W podziękowaniu za przypomnienie mądrości ewangelicznej.
Otóż działo się tak: moja Żona wybrała się na zakupy spożywcze, co skończyło się, jak zwykle, torbą książek. Ja zaś, zajęty sprawami służbowymi, nie zadbałem o finanse.
Obudziliśmy się w sobotę rano, bez podstawowych produktów spożywczych. I bez pieniędzy.
Śmiech, w który w nas to wprawiło wzbudziłby zapewne zdumienie większości ludzi.
Spędziliśmy radosny „łykend”, wyjąwszy fakt, że jedną książkę wydzieraliśmy sobie nawzajem.(wspomnienia z epoki Czarlesa Ożą, gorąco polecam!). Grzanki z suchego chleba nie są złe, nawet jeśli się jadało wcześniej ogon homara z raczymi szyjkami. W zasadzie należy spytać, jak smakują grzanki z suchego chleba temu kto NIE jadł pasztetu z gęsich wątróbek? Ale i to wiemy.
Czemu za tym o tym piszę? Nurtuje mnie sprawa ważna, a mianowicie koincydencja zdarzeń.

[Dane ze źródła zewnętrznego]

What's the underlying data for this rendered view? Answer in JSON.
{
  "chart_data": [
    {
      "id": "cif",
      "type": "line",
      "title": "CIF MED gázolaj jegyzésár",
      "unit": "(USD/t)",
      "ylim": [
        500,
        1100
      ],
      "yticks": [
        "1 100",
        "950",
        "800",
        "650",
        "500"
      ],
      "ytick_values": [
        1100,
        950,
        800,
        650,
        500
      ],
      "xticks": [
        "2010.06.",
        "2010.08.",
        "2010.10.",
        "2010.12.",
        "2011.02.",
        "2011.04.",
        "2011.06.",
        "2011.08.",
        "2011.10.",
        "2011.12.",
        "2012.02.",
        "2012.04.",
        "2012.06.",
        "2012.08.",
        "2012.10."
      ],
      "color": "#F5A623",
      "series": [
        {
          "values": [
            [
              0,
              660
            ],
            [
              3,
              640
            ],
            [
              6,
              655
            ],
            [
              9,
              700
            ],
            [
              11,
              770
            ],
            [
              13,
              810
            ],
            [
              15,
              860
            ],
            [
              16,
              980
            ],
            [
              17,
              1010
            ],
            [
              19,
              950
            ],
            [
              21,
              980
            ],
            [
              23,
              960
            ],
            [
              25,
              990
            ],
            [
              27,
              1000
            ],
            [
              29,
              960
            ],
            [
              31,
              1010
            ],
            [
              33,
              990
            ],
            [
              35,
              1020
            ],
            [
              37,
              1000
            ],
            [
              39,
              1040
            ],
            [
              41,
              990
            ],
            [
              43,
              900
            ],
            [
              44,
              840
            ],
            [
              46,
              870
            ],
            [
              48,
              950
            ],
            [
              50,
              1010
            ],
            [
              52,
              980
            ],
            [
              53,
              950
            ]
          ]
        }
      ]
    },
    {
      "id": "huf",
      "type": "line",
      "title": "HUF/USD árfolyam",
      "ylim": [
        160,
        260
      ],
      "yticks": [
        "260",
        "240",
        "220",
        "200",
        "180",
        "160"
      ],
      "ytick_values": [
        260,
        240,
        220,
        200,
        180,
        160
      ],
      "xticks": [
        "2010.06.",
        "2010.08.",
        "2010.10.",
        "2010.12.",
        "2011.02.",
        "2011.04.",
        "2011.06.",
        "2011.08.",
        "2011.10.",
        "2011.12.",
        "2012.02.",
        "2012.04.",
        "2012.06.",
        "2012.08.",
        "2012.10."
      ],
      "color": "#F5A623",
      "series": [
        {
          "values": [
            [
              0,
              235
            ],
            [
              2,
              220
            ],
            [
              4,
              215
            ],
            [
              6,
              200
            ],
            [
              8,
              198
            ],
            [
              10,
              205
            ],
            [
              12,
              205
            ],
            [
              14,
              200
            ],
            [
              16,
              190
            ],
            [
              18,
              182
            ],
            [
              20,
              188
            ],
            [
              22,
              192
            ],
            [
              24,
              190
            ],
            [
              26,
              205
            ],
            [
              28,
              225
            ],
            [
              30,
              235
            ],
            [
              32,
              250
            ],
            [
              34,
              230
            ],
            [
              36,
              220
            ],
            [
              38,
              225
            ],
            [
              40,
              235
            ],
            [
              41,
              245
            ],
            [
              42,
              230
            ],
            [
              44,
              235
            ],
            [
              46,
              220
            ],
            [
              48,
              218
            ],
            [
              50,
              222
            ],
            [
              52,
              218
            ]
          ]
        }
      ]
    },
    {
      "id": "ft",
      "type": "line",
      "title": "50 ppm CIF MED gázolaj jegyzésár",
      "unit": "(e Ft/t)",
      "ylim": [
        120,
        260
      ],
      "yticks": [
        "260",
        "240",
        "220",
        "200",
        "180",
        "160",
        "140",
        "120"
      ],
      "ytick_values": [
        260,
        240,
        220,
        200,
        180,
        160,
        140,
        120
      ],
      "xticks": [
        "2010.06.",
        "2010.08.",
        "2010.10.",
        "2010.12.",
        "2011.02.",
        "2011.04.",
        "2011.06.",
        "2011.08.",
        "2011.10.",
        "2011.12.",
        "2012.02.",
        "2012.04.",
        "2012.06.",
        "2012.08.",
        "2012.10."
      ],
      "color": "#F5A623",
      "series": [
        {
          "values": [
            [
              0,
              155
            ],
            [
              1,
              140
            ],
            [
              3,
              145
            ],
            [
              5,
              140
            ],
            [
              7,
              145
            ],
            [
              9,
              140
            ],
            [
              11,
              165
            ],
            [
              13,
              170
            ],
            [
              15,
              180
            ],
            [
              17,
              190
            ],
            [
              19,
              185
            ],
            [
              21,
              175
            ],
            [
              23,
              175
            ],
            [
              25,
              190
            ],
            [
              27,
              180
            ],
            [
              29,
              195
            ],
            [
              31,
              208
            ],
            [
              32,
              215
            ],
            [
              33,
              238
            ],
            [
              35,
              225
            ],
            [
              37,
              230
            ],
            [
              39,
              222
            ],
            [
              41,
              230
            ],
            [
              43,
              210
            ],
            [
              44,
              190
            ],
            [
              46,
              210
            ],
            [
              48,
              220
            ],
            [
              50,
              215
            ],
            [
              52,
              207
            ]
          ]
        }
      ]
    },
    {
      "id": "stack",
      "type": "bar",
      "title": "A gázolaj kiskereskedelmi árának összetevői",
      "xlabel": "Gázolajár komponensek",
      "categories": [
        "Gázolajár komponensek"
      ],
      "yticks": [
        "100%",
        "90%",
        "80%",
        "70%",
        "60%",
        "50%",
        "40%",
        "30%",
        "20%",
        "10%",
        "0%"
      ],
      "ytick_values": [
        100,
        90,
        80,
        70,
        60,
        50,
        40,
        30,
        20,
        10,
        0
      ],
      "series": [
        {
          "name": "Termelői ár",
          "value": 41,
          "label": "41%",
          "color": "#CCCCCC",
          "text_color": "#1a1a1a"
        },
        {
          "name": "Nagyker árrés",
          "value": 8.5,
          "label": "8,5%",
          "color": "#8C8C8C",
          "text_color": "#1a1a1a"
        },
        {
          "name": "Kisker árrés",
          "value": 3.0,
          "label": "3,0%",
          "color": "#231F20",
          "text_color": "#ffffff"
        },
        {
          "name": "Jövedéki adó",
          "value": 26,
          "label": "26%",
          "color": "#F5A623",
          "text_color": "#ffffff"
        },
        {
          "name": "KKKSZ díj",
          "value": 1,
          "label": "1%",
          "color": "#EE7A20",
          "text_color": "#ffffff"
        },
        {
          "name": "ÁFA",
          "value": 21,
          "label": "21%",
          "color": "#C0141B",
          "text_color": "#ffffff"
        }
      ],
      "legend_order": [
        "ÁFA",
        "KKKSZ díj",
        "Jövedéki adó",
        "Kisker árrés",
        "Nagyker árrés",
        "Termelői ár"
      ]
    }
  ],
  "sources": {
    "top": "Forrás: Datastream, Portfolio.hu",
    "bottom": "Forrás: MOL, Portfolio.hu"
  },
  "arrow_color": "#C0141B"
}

Mój ksiądz parafialny nie odniósł się (w mojej, subiektywnej ocenie) do czytania biblijnego, zrobiła to Judyta, a ja jadłem suchy chleb. To był z pewnością przypadek.
Słowem żyjemy, słowem się posilamy, bez słowa Bożego, bez ludzkich słów szybko byśmy “umarli”.
Z niedzieli
Czuwajcie więc, bo nie znacie dnia ani godziny.
Ewangelia wg św. Mateusza 25, 13
Fajna notka, radosna.
Kto to jest Charles Ożą? Nie mogę znależć.
Charles Ogier (wymawiamy Ożą) – u boku hrabiego D’Avaux, sekretarz poselstwa francuskiego mającego za zadanie doprowadzenie do pokoju między Szwecją a Polską.
Dziękuję…. Jak ja rozumiem Pana żonę, też mam problem : chleb czy książkę.
Rozsmakowani w Słowie Bożym nie potrafią już bez niego żyć. Chwała Panu za to Słowo Życia.